Olmstead könnte mich mögen?, sinnierte ich. Das war mir herzlich egal. Aber irgendetwas an diesem Ort hatte Lovecraft offensichtlich beeindruckt, sodass er einige Einzelheiten in seine erschütternde Geschichte über inzüchtige Fischersleute und einen Pseudokultschrecken eingearbeitet hatte.
Wie in der Geschichte wirkte der mit einer Weste bekleidete ältere Rezeptionist im Hilman freundlich und durch und durch normal, und er vermietete mir nur zu gern ein Zimmer. Ohne groß nachzudenken, sprudelte aus mir heraus: »Ist Zimmer 428 zufälligerweise noch frei?«, da es sich dabei, wie scharfsinnige Leser wissen werden, um das Zimmer handelte, das Robert Olmstead in der Geschichte bewohnt hatte.
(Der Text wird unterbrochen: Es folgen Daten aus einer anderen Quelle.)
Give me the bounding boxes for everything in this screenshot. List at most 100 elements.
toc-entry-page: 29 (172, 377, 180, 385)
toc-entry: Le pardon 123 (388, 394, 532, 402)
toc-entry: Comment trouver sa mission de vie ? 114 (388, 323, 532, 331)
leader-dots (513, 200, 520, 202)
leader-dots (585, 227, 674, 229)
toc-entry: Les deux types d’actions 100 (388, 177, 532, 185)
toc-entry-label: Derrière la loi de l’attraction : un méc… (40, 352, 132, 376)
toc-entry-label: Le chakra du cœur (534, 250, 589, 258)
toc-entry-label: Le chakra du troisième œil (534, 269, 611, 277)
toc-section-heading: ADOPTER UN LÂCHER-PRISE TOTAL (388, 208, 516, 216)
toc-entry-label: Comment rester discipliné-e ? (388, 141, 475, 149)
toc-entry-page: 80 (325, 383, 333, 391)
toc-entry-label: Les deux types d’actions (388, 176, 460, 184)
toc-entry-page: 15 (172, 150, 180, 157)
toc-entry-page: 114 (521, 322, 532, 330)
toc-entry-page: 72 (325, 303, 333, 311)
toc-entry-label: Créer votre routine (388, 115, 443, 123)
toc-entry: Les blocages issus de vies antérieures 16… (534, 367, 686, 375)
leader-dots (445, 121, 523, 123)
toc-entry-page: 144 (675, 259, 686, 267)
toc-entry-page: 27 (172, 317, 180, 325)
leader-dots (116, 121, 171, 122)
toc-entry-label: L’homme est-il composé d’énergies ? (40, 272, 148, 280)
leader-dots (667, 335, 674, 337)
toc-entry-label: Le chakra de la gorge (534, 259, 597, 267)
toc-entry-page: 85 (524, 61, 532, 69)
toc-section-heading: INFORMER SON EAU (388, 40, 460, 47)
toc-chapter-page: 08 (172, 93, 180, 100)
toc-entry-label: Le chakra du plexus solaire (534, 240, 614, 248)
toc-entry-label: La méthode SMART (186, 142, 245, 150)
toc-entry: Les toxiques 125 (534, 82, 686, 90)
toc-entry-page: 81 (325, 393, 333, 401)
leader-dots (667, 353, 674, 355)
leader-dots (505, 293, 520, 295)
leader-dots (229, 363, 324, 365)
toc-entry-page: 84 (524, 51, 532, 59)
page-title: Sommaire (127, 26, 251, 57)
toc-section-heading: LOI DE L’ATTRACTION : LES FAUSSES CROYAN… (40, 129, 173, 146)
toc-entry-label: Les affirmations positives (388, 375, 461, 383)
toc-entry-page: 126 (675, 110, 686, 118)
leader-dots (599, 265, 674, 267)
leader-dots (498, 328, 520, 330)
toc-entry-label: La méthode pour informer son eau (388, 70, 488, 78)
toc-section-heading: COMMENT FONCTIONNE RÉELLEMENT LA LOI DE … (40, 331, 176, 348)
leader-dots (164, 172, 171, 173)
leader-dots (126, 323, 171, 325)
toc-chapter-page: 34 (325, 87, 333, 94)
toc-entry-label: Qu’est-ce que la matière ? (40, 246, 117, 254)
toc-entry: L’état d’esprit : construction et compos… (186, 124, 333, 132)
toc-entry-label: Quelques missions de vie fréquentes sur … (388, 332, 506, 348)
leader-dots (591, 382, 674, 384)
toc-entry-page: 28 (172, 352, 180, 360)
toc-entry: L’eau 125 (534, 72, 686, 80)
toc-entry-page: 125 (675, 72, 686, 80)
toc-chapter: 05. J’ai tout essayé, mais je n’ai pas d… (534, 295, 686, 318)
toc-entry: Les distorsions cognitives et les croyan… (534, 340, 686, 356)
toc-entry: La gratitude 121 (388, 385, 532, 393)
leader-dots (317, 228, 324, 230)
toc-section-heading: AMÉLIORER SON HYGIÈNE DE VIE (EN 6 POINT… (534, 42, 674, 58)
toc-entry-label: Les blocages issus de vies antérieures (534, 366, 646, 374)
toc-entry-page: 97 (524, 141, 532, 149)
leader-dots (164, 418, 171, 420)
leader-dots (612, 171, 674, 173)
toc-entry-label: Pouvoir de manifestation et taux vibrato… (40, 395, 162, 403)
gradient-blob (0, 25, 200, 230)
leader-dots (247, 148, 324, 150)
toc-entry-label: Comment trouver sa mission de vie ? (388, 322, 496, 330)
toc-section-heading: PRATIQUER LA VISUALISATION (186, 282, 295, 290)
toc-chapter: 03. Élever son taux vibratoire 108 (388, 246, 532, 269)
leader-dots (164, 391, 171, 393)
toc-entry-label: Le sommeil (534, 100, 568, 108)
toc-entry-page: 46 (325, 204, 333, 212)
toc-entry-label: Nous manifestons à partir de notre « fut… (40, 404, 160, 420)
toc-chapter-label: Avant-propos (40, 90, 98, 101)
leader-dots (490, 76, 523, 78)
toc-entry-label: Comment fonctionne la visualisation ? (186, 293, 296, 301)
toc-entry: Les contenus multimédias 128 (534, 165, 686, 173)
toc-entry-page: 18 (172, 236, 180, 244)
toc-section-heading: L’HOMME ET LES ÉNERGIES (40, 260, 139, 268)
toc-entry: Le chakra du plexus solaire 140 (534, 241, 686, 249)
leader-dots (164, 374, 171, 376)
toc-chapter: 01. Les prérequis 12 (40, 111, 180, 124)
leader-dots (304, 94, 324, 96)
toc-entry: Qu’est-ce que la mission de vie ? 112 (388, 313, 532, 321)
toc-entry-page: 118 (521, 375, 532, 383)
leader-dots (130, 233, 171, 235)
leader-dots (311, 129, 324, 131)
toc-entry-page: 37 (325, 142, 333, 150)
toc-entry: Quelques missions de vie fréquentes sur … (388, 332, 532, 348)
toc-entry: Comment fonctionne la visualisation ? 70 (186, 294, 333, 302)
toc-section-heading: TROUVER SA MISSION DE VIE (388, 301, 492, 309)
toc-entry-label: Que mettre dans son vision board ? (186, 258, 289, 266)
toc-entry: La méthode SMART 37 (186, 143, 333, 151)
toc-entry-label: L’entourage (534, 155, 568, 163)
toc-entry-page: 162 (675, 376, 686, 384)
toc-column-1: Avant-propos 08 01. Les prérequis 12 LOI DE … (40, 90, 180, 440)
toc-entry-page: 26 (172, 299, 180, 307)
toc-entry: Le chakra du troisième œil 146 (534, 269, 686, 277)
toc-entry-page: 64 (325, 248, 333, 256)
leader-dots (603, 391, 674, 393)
»Sie sind schon einmal hier gewesen!« Der Mann, der mit einem unerkennbaren Akzent sprach, schien sich zu freuen. »Das kann nur bedeuten, dass es Ihnen hier gefallen hat. Seit dem Wiederaufbau sieht Olmstead recht schmuck aus, und hier gibt es einige Annehmlichkeiten.«
Ich wollte seine Annahme nicht widerlegen, indem ich zugab, noch nie hier gewesen zu sein, sondern erkundigte mich stattdessen: »Seit dem Wiederaufbau?«
»Ah, ja, Sir. 1930, ’31 ungefähr haben Regierungsfirmen all diese schönen, robusten Blockhäuser aufgestellt. Feuerfest, sturmfest, wie sie an vielen anderen Orten auch stehen. Als letzten September der große Sturm über uns niederging, waren danach keine Schäden an den Gebäuden festzustellen. Das Olmstead der Vergangenheit war ein trauriger Anblick. Nichts als eine verrottete Hafenstadt, die in sich selbst zusammenfiel. Gott möge Roosevelt und Garner segnen!«
Das überraschte mich keineswegs. Kurz nach dem Zusammenbruch der Börsen ’28 hatte man die landesweite Wiederbeschäftigungskampagne ins Leben gerufen, bei der Tausende Arbeitsloser für einen Dollar pro Tag bei Bauprojekten beschäftigt wurden. Viele reparaturbedürftige Städte wurden auf diese Weise wieder aufgebaut. Angeregt durch diese neue Information glaubte ich, mir ziemlich gut vorstellen zu können, wie Olmstead vor diesem Wiederaufbau ausgesehen haben musste – das Stadtbild musste in etwa so ausgesehen haben, wie es Lovecraft seinen Lesern in Schatten über Innsmouth beschrieben hatte.